Recherchen des Westschweizer Fernsehens (RTS) zeigen: Schweizer Strafverfolgungsbehörden verwenden israelische Überwachungssoftware «vom gleichen Typ wie Pegasus» – das ist die in Verruf geratene iPhone-Spyware.
Verschiedene Behörden setzten israelische Spyware ein, um bestimmte Ermittlungen durchzuführen, heisst es in einem am Mittwochabend ausgestrahlten TV-Bericht.
Die mögliche Ausspähung der Smartphones zahlreicher Staatschefs und Journalisten mit der NSO-Software Pegasus hatte kürzlich international für Aufsehen gesorgt.
Ob in der Schweiz Pegasus oder ein Konkurrenzprodukt eingesetzt wird, wollen die Verantwortlichen in den Kantonen und bei der Bundespolizei (Fedpol) nicht verraten.
Die Software werde «gezielt» eingesetzt zur Aufklärung schwerster Straftaten wie Mord, Vergewaltigung und Unterstützung terroristischer Organisationen, heisst es. Jeder Einsatz müsse von einem Staatsanwalt beantragt und von einem Gericht gutgeheissen werden.
2019 sei die Spyware in 12 Fällen eingesetzt worden und im Jahr 2020 kam sie in 13 Fällen zum Einsatz, so die Zahlen des Eidgenössischen Justiz- und Polizeidepartements (EJPD).
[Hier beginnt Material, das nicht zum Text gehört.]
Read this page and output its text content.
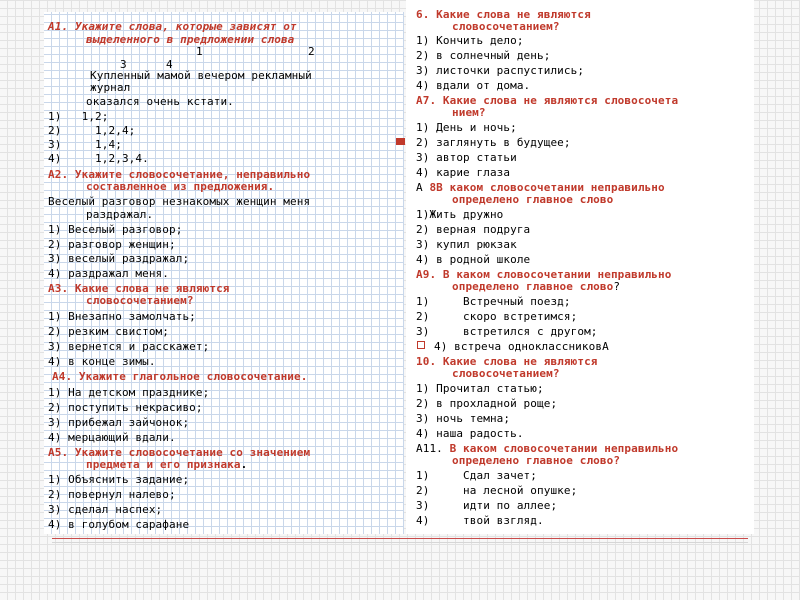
А1. Укажите слова, которые зависят от
выделенного в предложении слова
1	2
3	4
Купленный мамой вечером рекламный
журнал
оказался очень кстати.
1)   1,2;
2)     1,2,4;
3)     1,4;
4)     1,2,3,4.
А2. Укажите словосочетание, неправильно
составленное из предложения.
Веселый разговор незнакомых женщин меня
раздражал.
1) Веселый разговор;
2) разговор женщин;
3) веселый раздражал;
4) раздражал меня.
А3. Какие слова не являются
словосочетанием?
1) Внезапно замолчать;
2) резким свистом;
3) вернется и расскажет;
4) в конце зимы.
А4. Укажите глагольное словосочетание.
1) На детском празднике;
2) поступить некрасиво;
3) прибежал зайчонок;
4) мерцающий вдали.
А5. Укажите словосочетание со значением
предмета и его признака.
1) Объяснить задание;
2) повернул налево;
3) сделал наспех;
4) в голубом сарафане
6. Какие слова не являются
словосочетанием?
1) Кончить дело;
2) в солнечный день;
3) листочки распустились;
4) вдали от дома.
А7. Какие слова не являются словосочета
нием?
1) День и ночь;
2) заглянуть в будущее;
3) автор статьи
4) карие глаза
А 8В каком словосочетании неправильно
определено главное слово
1)Жить дружно
2) верная подруга
3) купил рюкзак
4) в родной школе
А9. В каком словосочетании неправильно
определено главное слово?
1)     Встречный поезд;
2)     скоро встретимся;
3)     встретился с другом;
4) встреча одноклассниковА
10. Какие слова не являются
словосочетанием?
1) Прочитал статью;
2) в прохладной роще;
3) ночь темна;
4) наша радость.
А11. В каком словосочетании неправильно
определено главное слово?
1)     Сдал зачет;
2)     на лесной опушке;
3)     идти по аллее;
4)     твой взгляд.
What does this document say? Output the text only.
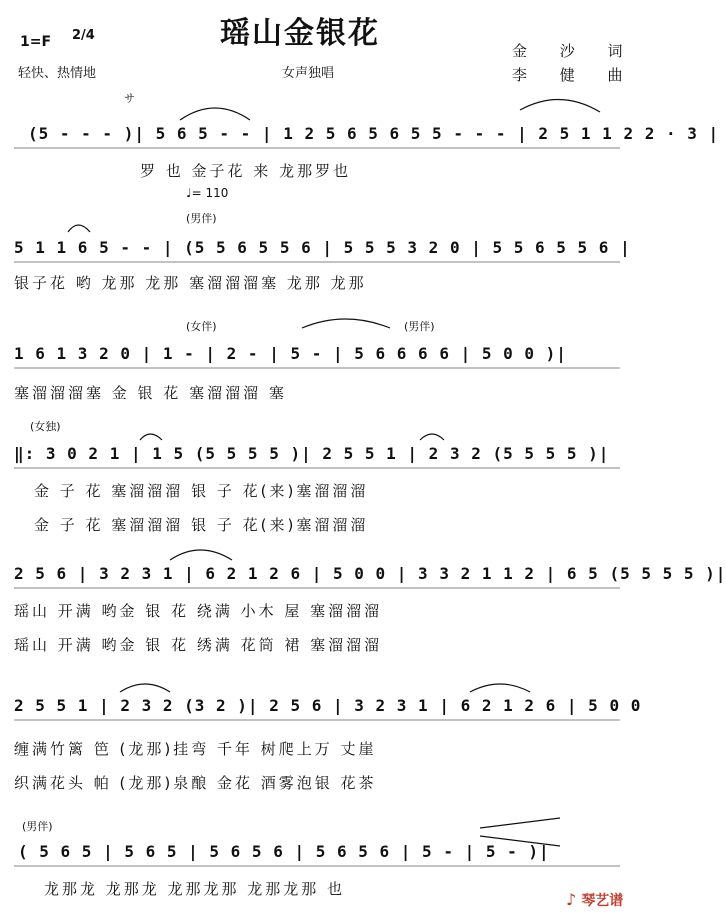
1=F 2/4	瑶山金银花
轻快、热情地	女声独唱
金 沙 词
李 健 曲
サ
(5 - - - )| 5 6 5 - - | 1 2 5 6 5 6 5 5 - - - | 2 5 1 1 2 2 · 3 |
罗 也 金子花 来 龙那罗也
♩= 110
(男伴)
5 1 1 6 5 - - | (5 5 6 5 5 6 | 5 5 5 3 2 0 | 5 5 6 5 5 6 |
银子花 哟 龙那 龙那 塞溜溜溜塞 龙那 龙那
(女伴)	(男伴)
1 6 1 3 2 0 | 1 - | 2 - | 5 - | 5 6 6 6 6 | 5 0 0 )|
塞溜溜溜塞 金 银 花 塞溜溜溜 塞
(女独)
‖: 3 0 2 1 | 1 5 (5 5 5 5 )| 2 5 5 1 | 2 3 2 (5 5 5 5 )|
金 子 花 塞溜溜溜 银 子 花(来)塞溜溜溜
金 子 花 塞溜溜溜 银 子 花(来)塞溜溜溜
2 5 6 | 3 2 3 1 | 6 2 1 2 6 | 5 0 0 | 3 3 2 1 1 2 | 6 5 (5 5 5 5 )|
瑶山 开满 哟金 银 花 绕满 小木 屋 塞溜溜溜
瑶山 开满 哟金 银 花 绣满 花筒 裙 塞溜溜溜
2 5 5 1 | 2 3 2 (3 2 )| 2 5 6 | 3 2 3 1 | 6 2 1 2 6 | 5 0 0
缠满竹篱 笆 (龙那)挂弯 千年 树爬上万 丈崖
织满花头 帕 (龙那)泉酿 金花 酒雾泡银 花茶
(男伴)
( 5 6 5 | 5 6 5 | 5 6 5 6 | 5 6 5 6 | 5 - | 5 - )|
龙那龙 龙那龙 龙那龙那 龙那龙那 也
♪ 琴艺谱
Die Waadtländer Staatsanwaltschaft habe 2019 den Spyware-Einsatz für einen Fall von Menschenhandel und für einen Drogenfall genehmigt, zeigten die Recherchen.
Dass auch die Schweiz israelische Spionage-Software nutze, sei kein Zufall, zitieren die RTS-Journalisten den Westschweizer IT-Sicherheitsexperten Nicolas Mayencourt. Israel sei weltweit führend auf diesem Markt.
Der Genfer Ständerat Carlo Sommaruga bezeichnet den Einsatz israelischer Spyware als «nicht ungefährlich», weil damit gewonnene Daten in falsche Hände fallen könnten.
Der SP-Politiker hatte sich laut RTS-Bericht bereits in einer 2019 eingereichten Anfrage über die Pegasus-Risiken besorgt gezeigt. Nun wolle er den Bundesrat bitten, schweizspezifische Software in öffentlicher Hand zu entwickeln oder an der Entstehung europäischer Software mitzuwirken.
2014 wurde publik, dass die israelische IT-Firma Verint der Schweiz ein neues Abhörsystem liefern werde. Die Weltmarktführerin in der elektronischen Überwachung sei niemand Geringeres als der privilegierte Partner des US-Geheimdienstes NSA, schrieb damals die Zeitung «Le Temps».
Pikant: 2018 wollte Verint offenbar die israelische NSO Group kaufen, die Entwicklerfirma der umstrittenen Pegasus-Spyware. Der Deal scheiterte gemäss Medienberichten.
Die NSO Group wurde wiederholt für den Verkauf der Pegasus-Spyware an Unrechtsstaaten kritisiert. Autoritäre Regimes lassen damit ihre Kritiker verfolgen. Die israelische Spionage-Software soll unter anderem auch bei der Ermordung des saudi-arabischen Journalisten und Regimekritikers Jamal Ahmad Khashoggi eine Rolle gespielt haben.
Pegasus nutzt heimlich Sicherheitslücken in Smartphone-Software wie Apples iOS, um weitreichenden Zugriff auf Daten zu erlangen. Ein internationales Journalistenkonsortium hatte zuletzt über einen Datensatz mit rund 50'000 Telefonnummern berichtet, die von NSO-Kunden als potenzielle Ausspähziele ausgewählt worden sein sollen. NSO wies die Vorwürfe zurück und bestritt einzelne Details aus den Berichten.
Der israelische Verteidigungsminister versicherte öffentlich, Israel erteile beim Cyber-Export nur Genehmigungen an Staaten, es sei auch nur der Einsatz im Kampf gegen Terrorismus und Verbrechen erlaubt.
Seit dem 1. März 2018 und dem Inkrafttreten der Revision des Bundesgesetzes betreffend die Überwachung des Post- und Fernmeldeverkehrs (BÜPF) dürfen Schweizer Ermittler in Strafverfahren sogenannte «Government Software» einsetzen, um in die Computer von Verdächtigen einzudringen. Solche Tools werden im Volksmund Staatstrojaner genannt.
Viel Vergnügen mit den offenen Hintertüren, die lieber ausgenutzt als gemeldet werden.